Игуменья, окончив свои дела, готовилась возвратиться с Парашею в обитель. Накануне отъезда Параша поехала проститься с своими прежними благотворительницами, которые прислали за нею экипаж. Входя в дом, она увидела сидящую на нижних ступенях лестницы молодую девушку в нищенской одежде.
Бедняжка, увидя инокиню, сопровождаемую ливрейным лакеем, с трудом привстала, чтобы попросить милостыни и, подавая бумагу монахине, сказала: «Отец мой разбить параличом и питается милостынею, которую я собираю для него; я сама тоже больна и скоро, может быть, не буду в силах помогать ему». Параша, тотчас, дрожащею рукою схватила бумагу: это было удостоверение в бедности и хорошем поведении просительницы, данное ей приходским священником. Параша вспомнила тогда то несчастное время, когда она сама, на ступенях сенатского крыльца тщетно ждала сострадания. Глубоко тронуло ее это сходство между настоящею участью бедной девушки и своим прежним положением.
Отдав все деньги, которые были при ней, она еще обещала ей помочь. Знакомые Параши, с которыми она приехала проститься, по ее просьбе согласились оказать пособие несчастной, и с этого времени стали благотворителями отца бедной просительницы.
Пред отъездом своим из Петербурга, Параша просила, чтобы ей дозволили постричься в монахини, до истечения срока искуса, назначенного для белиц, но несмотря на все ее старания ей было отказано в этом.
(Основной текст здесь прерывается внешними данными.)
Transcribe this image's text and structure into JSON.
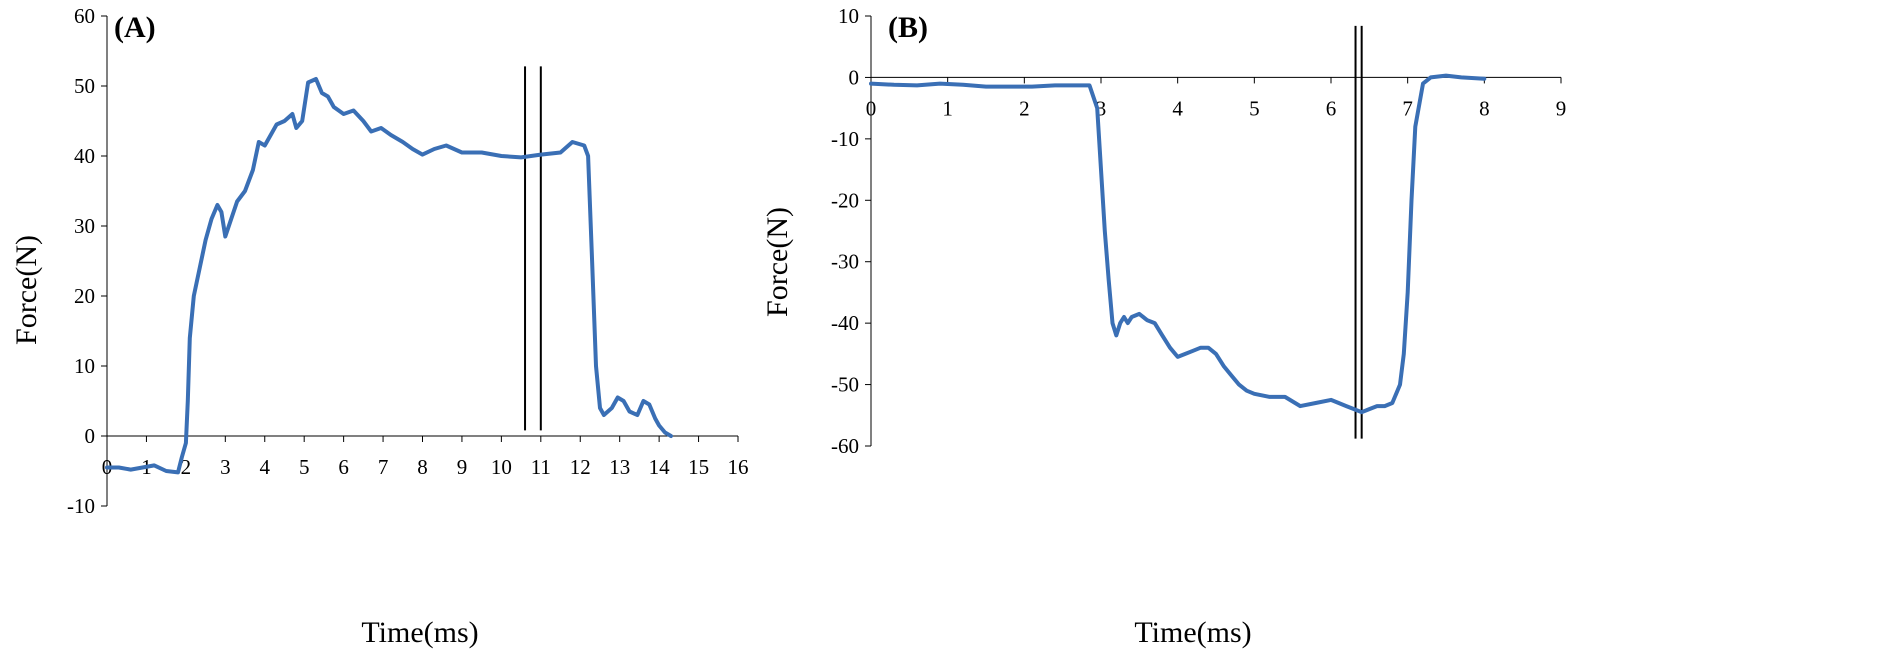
{
  "chart_data": [
    {
      "type": "line",
      "panel_label": "(A)",
      "xlabel": "Time(ms)",
      "ylabel": "Force(N)",
      "xlim": [
        0,
        16
      ],
      "ylim": [
        -10,
        60
      ],
      "x_ticks": [
        0,
        1,
        2,
        3,
        4,
        5,
        6,
        7,
        8,
        9,
        10,
        11,
        12,
        13,
        14,
        15,
        16
      ],
      "y_ticks": [
        -10,
        0,
        10,
        20,
        30,
        40,
        50,
        60
      ],
      "grid": false,
      "color": "#3a6fb5",
      "series": [
        {
          "x": [
            0,
            0.3,
            0.6,
            0.9,
            1.2,
            1.5,
            1.8,
            1.9,
            2.0,
            2.05,
            2.1,
            2.2,
            2.35,
            2.5,
            2.65,
            2.8,
            2.9,
            3.0,
            3.15,
            3.3,
            3.5,
            3.7,
            3.85,
            4.0,
            4.15,
            4.3,
            4.5,
            4.7,
            4.8,
            4.95,
            5.1,
            5.3,
            5.45,
            5.6,
            5.75,
            6.0,
            6.25,
            6.5,
            6.7,
            6.95,
            7.2,
            7.5,
            7.75,
            8.0,
            8.3,
            8.6,
            9.0,
            9.5,
            10.0,
            10.5,
            11.0,
            11.5,
            11.8,
            12.1,
            12.2,
            12.3,
            12.4,
            12.5,
            12.6,
            12.8,
            12.95,
            13.1,
            13.25,
            13.45,
            13.6,
            13.75,
            13.9,
            14.0,
            14.15,
            14.3
          ],
          "y": [
            -4.5,
            -4.5,
            -4.8,
            -4.5,
            -4.2,
            -5.0,
            -5.2,
            -3.0,
            -1.0,
            5.0,
            14.0,
            20.0,
            24.0,
            28.0,
            31.0,
            33.0,
            32.0,
            28.5,
            31.0,
            33.5,
            35.0,
            38.0,
            42.0,
            41.5,
            43.0,
            44.5,
            45.0,
            46.0,
            44.0,
            45.0,
            50.5,
            51.0,
            49.0,
            48.5,
            47.0,
            46.0,
            46.5,
            45.0,
            43.5,
            44.0,
            43.0,
            42.0,
            41.0,
            40.2,
            41.0,
            41.5,
            40.5,
            40.5,
            40.0,
            39.8,
            40.2,
            40.5,
            42.0,
            41.5,
            40.0,
            25.0,
            10.0,
            4.0,
            3.0,
            4.0,
            5.5,
            5.0,
            3.5,
            3.0,
            5.0,
            4.5,
            2.5,
            1.5,
            0.5,
            0.0
          ]
        }
      ],
      "vertical_lines": [
        10.6,
        11.0
      ],
      "vertical_lines_range": [
        0.8,
        52.8
      ]
    },
    {
      "type": "line",
      "panel_label": "(B)",
      "xlabel": "Time(ms)",
      "ylabel": "Force(N)",
      "xlim": [
        0,
        9
      ],
      "ylim": [
        -60,
        10
      ],
      "x_ticks": [
        0,
        1,
        2,
        3,
        4,
        5,
        6,
        7,
        8,
        9
      ],
      "y_ticks": [
        -60,
        -50,
        -40,
        -30,
        -20,
        -10,
        0,
        10
      ],
      "grid": false,
      "color": "#3a6fb5",
      "series": [
        {
          "x": [
            0,
            0.3,
            0.6,
            0.9,
            1.2,
            1.5,
            1.8,
            2.1,
            2.4,
            2.7,
            2.85,
            2.95,
            3.0,
            3.05,
            3.1,
            3.15,
            3.2,
            3.25,
            3.3,
            3.35,
            3.4,
            3.5,
            3.6,
            3.7,
            3.8,
            3.9,
            4.0,
            4.1,
            4.2,
            4.3,
            4.4,
            4.5,
            4.6,
            4.7,
            4.8,
            4.9,
            5.0,
            5.2,
            5.4,
            5.6,
            5.8,
            6.0,
            6.1,
            6.2,
            6.3,
            6.4,
            6.5,
            6.6,
            6.7,
            6.8,
            6.9,
            6.95,
            7.0,
            7.05,
            7.1,
            7.2,
            7.3,
            7.5,
            7.7,
            8.0
          ],
          "y": [
            -1.0,
            -1.2,
            -1.3,
            -1.0,
            -1.2,
            -1.5,
            -1.5,
            -1.5,
            -1.3,
            -1.3,
            -1.3,
            -5.0,
            -15.0,
            -25.0,
            -33.0,
            -40.0,
            -42.0,
            -40.0,
            -39.0,
            -40.0,
            -39.0,
            -38.5,
            -39.5,
            -40.0,
            -42.0,
            -44.0,
            -45.5,
            -45.0,
            -44.5,
            -44.0,
            -44.0,
            -45.0,
            -47.0,
            -48.5,
            -50.0,
            -51.0,
            -51.5,
            -52.0,
            -52.0,
            -53.5,
            -53.0,
            -52.5,
            -53.0,
            -53.5,
            -54.0,
            -54.5,
            -54.0,
            -53.5,
            -53.5,
            -53.0,
            -50.0,
            -45.0,
            -35.0,
            -20.0,
            -8.0,
            -1.0,
            0.0,
            0.3,
            0.0,
            -0.2
          ]
        }
      ],
      "vertical_lines": [
        6.32,
        6.4
      ],
      "vertical_lines_range": [
        -58.8,
        8.4
      ]
    }
  ]
}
Возвращаясь в Нижний, игуменья остановилась на несколько дней в Новгороде, в женской обители, местоположение которой было выгоднее для здоровья больной Параши. В Нижегородской обители Параша особенно была дружна с одной монахиней, у которой сестра находилась в Новгородском женском монастыре, в том самом, где была теперь Параша. Эта инокиня также старалась приобрести любовь Параши, и сказав ей, что ее сестра получила дозволение вступить в Новгородскую обитель, советовала последовать ее примеру. Игуменья видя, что белица в ее глазах чахнет, несмотря на свою привязанность к Параше, охотно на это согласилась, и воротясь в Нижний сделала все нужные для того распоряжения.
Вскоре Параша покинула прежний монастырь, оставив искреннее сожаление о себе во всех монахинях. В первые два месяца жизни в Новгородской обители, Параша старалась устроить для себя и для своей подруги две маленькие кельи, так как в монастыре не было свободных, и была очень довольна своим новым жилищем. Все монахини этой обители, ознакомясь с Парашей, почитали вступление ее в их монастырь особенною Божией милостию и спешили исправлять за нее монастырские обязанности, слишком тягостные и вредные ее слабому здоровью. При таком попечении и спокойствии жизнь Параши продлилась до 1809 года.